Theoretical estimation of the critical packing parameter of amphiphilic self-assembled aggregates

The estimating of critical packing parameter (p) of amphiphilic compounds is considered as a hypothetical rather than an empirical. Consequently, an attempt has been made for determining such a dimensionless parameter for homologous series of sodium p-n-alkyl benzoates (n = 0–8) hydrotropes using quantum mechanical calculations that depend on density functional theory (DFT). The calculations were based on the following well-defined model, p = v/a0lc, where v is the volume of the hydrotrope tail, a0 is the effective head group area and lc is the length of the extended hydrotrope tail.
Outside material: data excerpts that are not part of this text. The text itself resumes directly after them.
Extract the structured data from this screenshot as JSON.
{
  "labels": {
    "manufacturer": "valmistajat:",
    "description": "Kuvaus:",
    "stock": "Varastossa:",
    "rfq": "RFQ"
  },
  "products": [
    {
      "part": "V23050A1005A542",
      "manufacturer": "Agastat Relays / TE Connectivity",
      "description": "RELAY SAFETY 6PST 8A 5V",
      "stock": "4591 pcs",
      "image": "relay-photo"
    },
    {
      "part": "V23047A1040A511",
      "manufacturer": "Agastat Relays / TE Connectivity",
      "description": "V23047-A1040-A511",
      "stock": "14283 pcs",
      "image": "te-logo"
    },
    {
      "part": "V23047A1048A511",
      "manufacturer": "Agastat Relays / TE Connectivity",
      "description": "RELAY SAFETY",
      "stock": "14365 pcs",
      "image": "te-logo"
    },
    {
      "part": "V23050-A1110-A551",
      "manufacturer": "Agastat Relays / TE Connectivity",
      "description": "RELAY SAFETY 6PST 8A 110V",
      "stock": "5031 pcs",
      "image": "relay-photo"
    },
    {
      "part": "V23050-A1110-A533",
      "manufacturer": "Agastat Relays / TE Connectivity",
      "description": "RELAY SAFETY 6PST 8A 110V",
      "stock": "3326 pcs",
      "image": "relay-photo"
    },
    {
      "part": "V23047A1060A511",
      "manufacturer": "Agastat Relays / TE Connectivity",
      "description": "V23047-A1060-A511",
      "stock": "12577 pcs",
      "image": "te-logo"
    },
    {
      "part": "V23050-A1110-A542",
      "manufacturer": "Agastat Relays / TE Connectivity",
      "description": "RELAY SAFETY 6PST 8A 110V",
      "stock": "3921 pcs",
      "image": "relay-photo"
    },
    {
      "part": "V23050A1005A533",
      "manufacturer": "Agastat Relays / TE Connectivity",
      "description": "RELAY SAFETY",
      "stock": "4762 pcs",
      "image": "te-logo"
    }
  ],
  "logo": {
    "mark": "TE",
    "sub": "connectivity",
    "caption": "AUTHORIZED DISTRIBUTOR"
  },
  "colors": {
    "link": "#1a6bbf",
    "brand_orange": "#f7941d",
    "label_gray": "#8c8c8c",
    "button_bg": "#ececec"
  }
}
It was found that the magnitude of both v and lc parameters can be estimated directly from quantum mechanical calculations. While the investigations found that the a0 parameter is parallel to the Connolly solvent accessible surface area (Csa) which could also be determined through theoretical computations. The obtained results were in good agreement with published data using small angle neutron scattering (SANS) technique. Hence, the theoretical model for predicting p of amphiphilic at critical micelle- or aggregation-concentration (cmc or cac) is p = v/Csalc. An apparent success was observed through applying this simple model to some randomly selected surfactants. It has been concluded that the theoretical calculations that based on quantum mechanical (DFT) method can be considered as a powerful tool for estimating the critical packing parameter of amphiphilic molecules. Finally, the results strongly suggest the employment of the presented model for estimating p of amphiphilic molecules at cmc or cac by computational chemistry software.